Winnie Bueno (Rede de Ciberativista Negras RS), que é bacharel em Direito, e pós graduanda em Direito Público, escreve:

 

“Essa escrita é direcionada para as pessoas próximas de mim, as pessoas brancas próximas de mim que acham que "temos que escolher melhor nossos inimigos”.

Primeiro de tudo: esse cara nem sabe que eu existo. ele não é meu inimigo. Meu inimigo é o racismo patriarcal. e mesmo que vocês busquem textos, vídeos, imagens do moço falando do privilégio dele para demonstrar o quanto ele é aliado, que a gente precisa aprender com ele e que estamos dando tiro no pé,a foto do moço branco, sorridente, gordo, em meio a incontáveis pés de maconha funciona para mim como gatilho.

É, assim como imagens de outras coisas tóxicas funcionam como gatilho para vocês mulheres brancas. Como imagens de bonecas de ceras que são utilizadas por abusadores sexuais deixam vocês mal e eu respeito.
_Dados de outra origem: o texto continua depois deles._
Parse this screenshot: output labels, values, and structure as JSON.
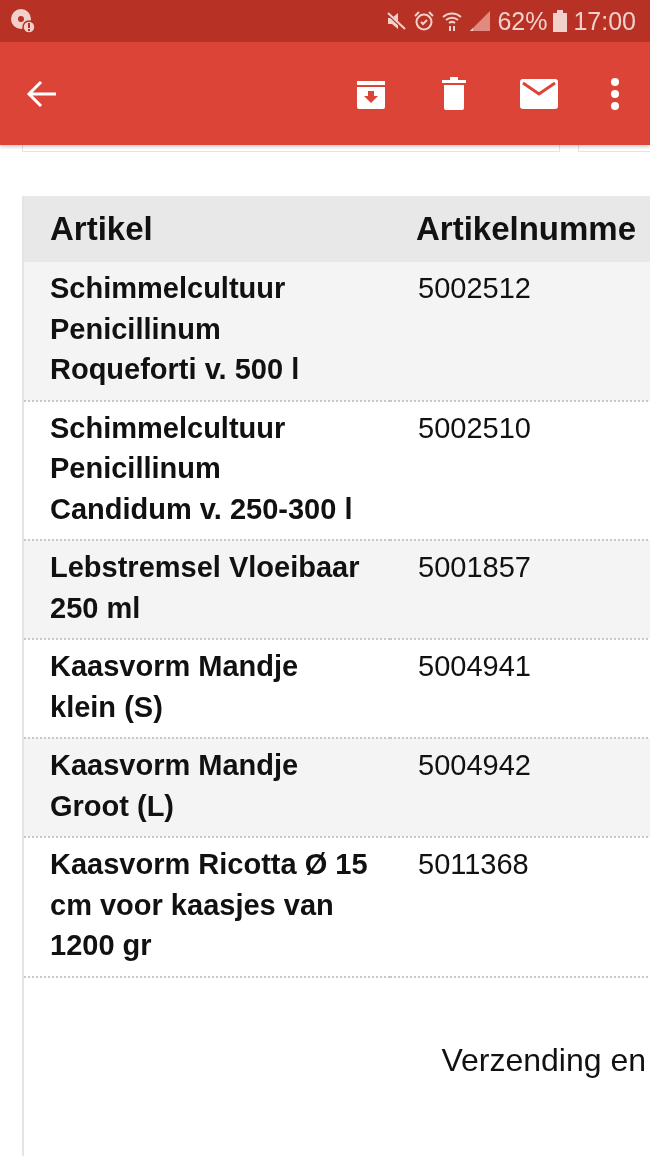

Quando vocês ficam fragilizadas com bonecas que são utilizadas para fetiches sexuais organizados em violências e pedem para que não publicize a gente respeita o gatilho, respeita mesmo, a gente não fica querendo mensurar o que isso significa pra vocês, mesmo porque, as vezes, significa o mesmo pra gente.

A foto do moço branco, sorridente, gordo, em meio a incontáveis pés de maconha é um deboche de seletividade racial do sistema penal e da geografia de morte organizada pelo racismo patriarcal que mata homens e mulheres pretas iguais a mim. e para mim, é um gatilho muito pesado.

Enquanto homens e mulheres pretas iguais a mim apodrecem nas cadeias com doenças evitáveis, morrem e nem ao menos tem direito a um rito fúnebre decente, rostos pretos encovados, magros, com olheiras profundas de quem não dorme porque em uma cela para 10 tem trinta, aguardando julgamento por causa de uma quantidade de maconha muito menor do que essa que esse moço gordo, feliz e contente estampa em uma foto com defesa e endosso. Enquanto pessoas pretas morrem com quantidades ínfimas de maconha, essa foto, desse homem gordo, feliz, vivo, funciona para mim como um gatilho. Aviso de teu privilégio branco pesado.

Gera em mim angústia, dor e lágrima pesada presa na garganta a foto do Gregório.

Porque o Gregório tá vivo, gordo, feliz e vai seguir assim,
enquanto isso mulheres como eu não dormem, pessoas como eu não conseguem jamais sorrir, algumas inclusive politicamente abrem mão da maconha, porque sabem que nesse país há homens brancos, gordos e saudáveis vivos em meio a plantações de maconha enquanto todos os outros morrem secos, pretos e sozinhas por causa de meio beck.

Não me digam que eu apontei o inimigo errado, eu nem ao menos apontei um inimigo, mas respeitem a minha raiva e se perguntem onde foi parar a sua. Se você não se indigna com 1 homem saudável, contente, gordo e livre em detrimento de milhares subnutridos, doentes e mortos pela mesma causa, pela mesma planta, tem alguma coisa que não tá certa e eu tendo a pensar que não é a minha indignação,que não é o meu gatilho, que não é minha raiva e minha dor.

Em tempo: Libertem Rafael Braga e todos os presos por crimes relacionados à lei de drogas, que o privilegio do homem gordo, saudável e tranqüilo que não vai dormir atrás das grades junto aos ratos hoje sirva ao menos para isso.